COPY requirements.txt requirements.txt
RUN pip install -r requirements.txt

COPY . .
RUN ./install_openpoints.sh
# RUN cd openpoints/cpp/emd && python setup.py install --user

Can you try this and let me know if it works? https://github.com/guochengqian/openpoints/pull/9

aaronfderybel commented 1 year ago

Hello @CCInc ,

Installation with pip should be no problem, if it ends up working for you maybe you can add a howto in the docs? => No problem once it works on my machine I can provide this.

I've made the adaptations to openpoints according to https://github.com/guochengqian/openpoints/pull/9 This solved the error during installation with ./install_openpoints.sh

However when i run the basic example: bash python src/train.py model=cls_pointnet++ data=cls_modelnet2048 I receive a bunch of import errors according to openpoints related modules

AttributeError: module 'src.models.classification' has no attribute 'openpoints_module'
ModuleNotFoundError: No module named 'chamfer'
Are you sure that 'openpoints_module' is importable from module 'src.models.classification'?

I'm working using a virtual environment and python 3.9. Maybe I should add some extra things in my PATH variable to be able to load these modules? Or what do you think the problem is here?

leo-stan commented 1 year ago

Yeah that's the typical error we get when openpoints install is not successful.

  1. Can you run import src.models.classification.openpoints_module from within your virtual env and tell us if that works?
  2. What model of GPU are you using?
aaronfderybel commented 1 year ago

I've managed to make it work on my machine. Problem was that some of the modules were not installed in virtualenvironment but outside of it in my main python install.
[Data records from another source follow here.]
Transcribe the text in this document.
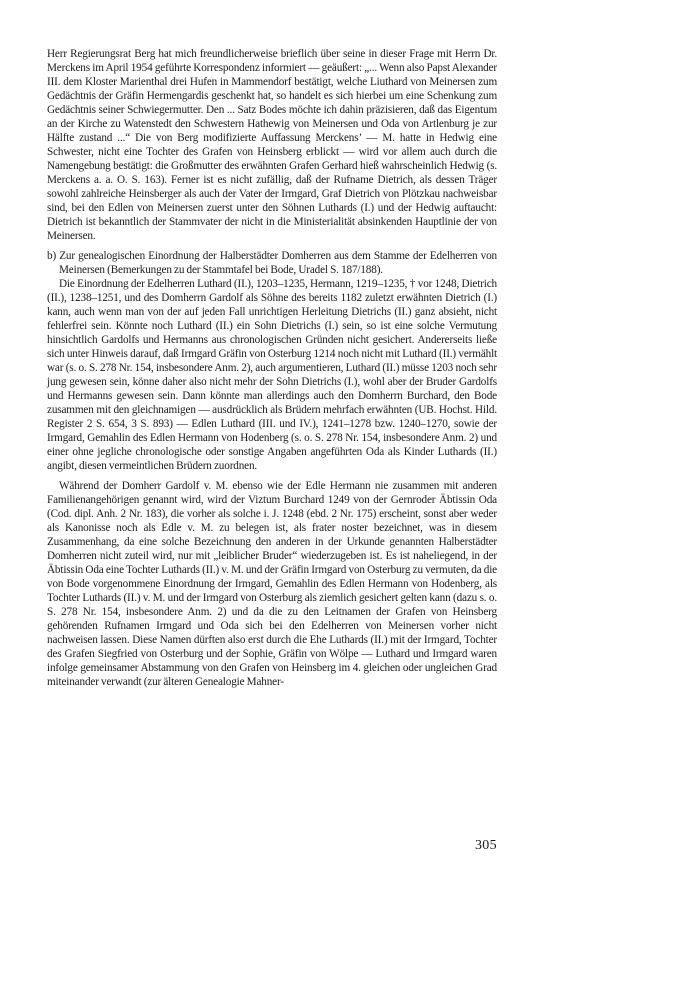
Herr Regierungsrat Berg hat mich freundlicherweise brieflich über seine in dieser Frage mit Herrn Dr. Merckens im April 1954 geführte Korrespondenz informiert — geäußert: „... Wenn also Papst Alexander III. dem Kloster Marienthal drei Hufen in Mammendorf bestätigt, welche Liuthard von Meinersen zum Gedächtnis der Gräfin Hermengardis geschenkt hat, so handelt es sich hierbei um eine Schenkung zum Gedächtnis seiner Schwiegermutter. Den ... Satz Bodes möchte ich dahin präzisieren, daß das Eigentum an der Kirche zu Watenstedt den Schwestern Hathewig von Meinersen und Oda von Artlenburg je zur Hälfte zustand ...“ Die von Berg modifizierte Auffassung Merckens’ — M. hatte in Hedwig eine Schwester, nicht eine Tochter des Grafen von Heinsberg erblickt — wird vor allem auch durch die Namengebung bestätigt: die Großmutter des erwähnten Grafen Gerhard hieß wahrscheinlich Hedwig (s. Merckens a. a. O. S. 163). Ferner ist es nicht zufällig, daß der Rufname Dietrich, als dessen Träger sowohl zahlreiche Heinsberger als auch der Vater der Irmgard, Graf Dietrich von Plötzkau nachweisbar sind, bei den Edlen von Meinersen zuerst unter den Söhnen Luthards (I.) und der Hedwig auftaucht: Dietrich ist bekanntlich der Stammvater der nicht in die Ministerialität absinkenden Hauptlinie der von Meinersen.

b) Zur genealogischen Einordnung der Halberstädter Domherren aus dem Stamme der Edelherren von Meinersen (Bemerkungen zu der Stammtafel bei Bode, Uradel S. 187/188).

Die Einordnung der Edelherren Luthard (II.), 1203–1235, Hermann, 1219–1235, † vor 1248, Dietrich (II.), 1238–1251, und des Domherrn Gardolf als Söhne des bereits 1182 zuletzt erwähnten Dietrich (I.) kann, auch wenn man von der auf jeden Fall unrichtigen Herleitung Dietrichs (II.) ganz absieht, nicht fehlerfrei sein. Könnte noch Luthard (II.) ein Sohn Dietrichs (I.) sein, so ist eine solche Vermutung hinsichtlich Gardolfs und Hermanns aus chronologischen Gründen nicht gesichert. Andererseits ließe sich unter Hinweis darauf, daß Irmgard Gräfin von Osterburg 1214 noch nicht mit Luthard (II.) vermählt war (s. o. S. 278 Nr. 154, insbesondere Anm. 2), auch argumentieren, Luthard (II.) müsse 1203 noch sehr jung gewesen sein, könne daher also nicht mehr der Sohn Dietrichs (I.), wohl aber der Bruder Gardolfs und Hermanns gewesen sein. Dann könnte man allerdings auch den Domherrn Burchard, den Bode zusammen mit den gleichnamigen — ausdrücklich als Brüdern mehrfach erwähnten (UB. Hochst. Hild. Register 2 S. 654, 3 S. 893) — Edlen Luthard (III. und IV.), 1241–1278 bzw. 1240–1270, sowie der Irmgard, Gemahlin des Edlen Hermann von Hodenberg (s. o. S. 278 Nr. 154, insbesondere Anm. 2) und einer ohne jegliche chronologische oder sonstige Angaben angeführten Oda als Kinder Luthards (II.) angibt, diesen vermeintlichen Brüdern zuordnen.

Während der Domherr Gardolf v. M. ebenso wie der Edle Hermann nie zusammen mit anderen Familienangehörigen genannt wird, wird der Viztum Burchard 1249 von der Gernroder Äbtissin Oda (Cod. dipl. Anh. 2 Nr. 183), die vorher als solche i. J. 1248 (ebd. 2 Nr. 175) erscheint, sonst aber weder als Kanonisse noch als Edle v. M. zu belegen ist, als frater noster bezeichnet, was in diesem Zusammenhang, da eine solche Bezeichnung den anderen in der Urkunde genannten Halberstädter Domherren nicht zuteil wird, nur mit „leiblicher Bruder“ wiederzugeben ist. Es ist naheliegend, in der Äbtissin Oda eine Tochter Luthards (II.) v. M. und der Gräfin Irmgard von Osterburg zu vermuten, da die von Bode vorgenommene Einordnung der Irmgard, Gemahlin des Edlen Hermann von Hodenberg, als Tochter Luthards (II.) v. M. und der Irmgard von Osterburg als ziemlich gesichert gelten kann (dazu s. o. S. 278 Nr. 154, insbesondere Anm. 2) und da die zu den Leitnamen der Grafen von Heinsberg gehörenden Rufnamen Irmgard und Oda sich bei den Edelherren von Meinersen vorher nicht nachweisen lassen. Diese Namen dürften also erst durch die Ehe Luthards (II.) mit der Irmgard, Tochter des Grafen Siegfried von Osterburg und der Sophie, Gräfin von Wölpe — Luthard und Irmgard waren infolge gemeinsamer Abstammung von den Grafen von Heinsberg im 4. gleichen oder ungleichen Grad miteinander verwandt (zur älteren Genealogie Mahner-

305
I've adapted the file ./install_openpoints.sh by removing the --user argument. The chamfer and other modules are visible in pip list now and can be imported

I have two GeForce RTX 2080 Ti, by default one is used. I'm able to run the basic example now by setting num_workers:12 and batch_size:32 (defaults are 15 workers and batch size of 64, this makes my GPU run out of memory).

Installation with pip should be no problem, if it ends up working for you maybe you can add a howto in the docs? How would you like me to do this? Add a section in the README file through a pull request?

CCInc commented 1 year ago

Great, glad to hear it's working!

If you can open a PR that would be great. Maybe title the existing installation procedure with "Conda Installation (recommended)" and then add another subsection with "Pip Installation" and adapt the steps as necessary.

Feel free to also include the fixes you had to do to the install_openpoints.sh file in there as well. Thanks!

aaronfderybel commented 1 year ago

Hi @CCInc ,

I see that the version of the submodule of openpoints in the main branch does not contain the fix from https://github.com/guochengqian/openpoints/pull/9 Does this fix need to be included in the openpoints main branch or does it break other things?

CCInc commented 1 year ago

Hi @aaronfderybel, I updated it in #40 , should be all good now!